Je crois que c'était en classe de cinquième. Je m'appliquais avec ardeur sur un devoir d'histoire-géographie qui portait sur la représentation de la carte de France. Toute la famille dormait et pendant la nuit, durant des heures, j'avais dessiné la France. Je prenais des mesures avec une règle plate, je millimétrais tous les contours soigneusement. Les fleuves, les massifs des montagnes, les plaines semblaient se mouvoir sous mes doigts.Tous mes crayons de couleurs s'emballaient dans une danse frénétique. J'avais tracé en pointillé les frontières.

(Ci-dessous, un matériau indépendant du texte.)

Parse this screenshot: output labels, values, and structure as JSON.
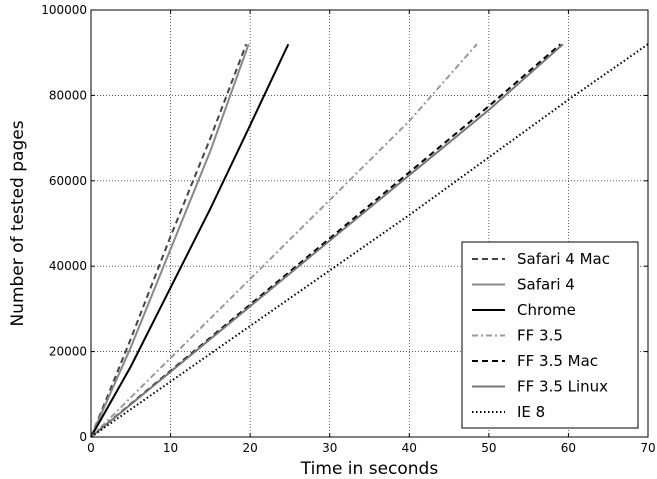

Ma France resplendissait, infiniment plus belle que sur le livre de géographie. Elle était presque vivante! J'étais très content de mon dessin. Assuré d'obtenir la meilleure note, je m'endormis sur la table du salon. Au matin, maman "M'ma" me réveilla en me disputant un peu. La bougie que j'avais allumé s'était consumée et des coulées de cire avaient scellé ma main droite sur la carte de France du livre. Je n'avais rien senti et la lumière de la lampe était restée en veille toute la nuit. "Il est beau ton dessin, me dit M'ma, tu seras le premier, tu verras"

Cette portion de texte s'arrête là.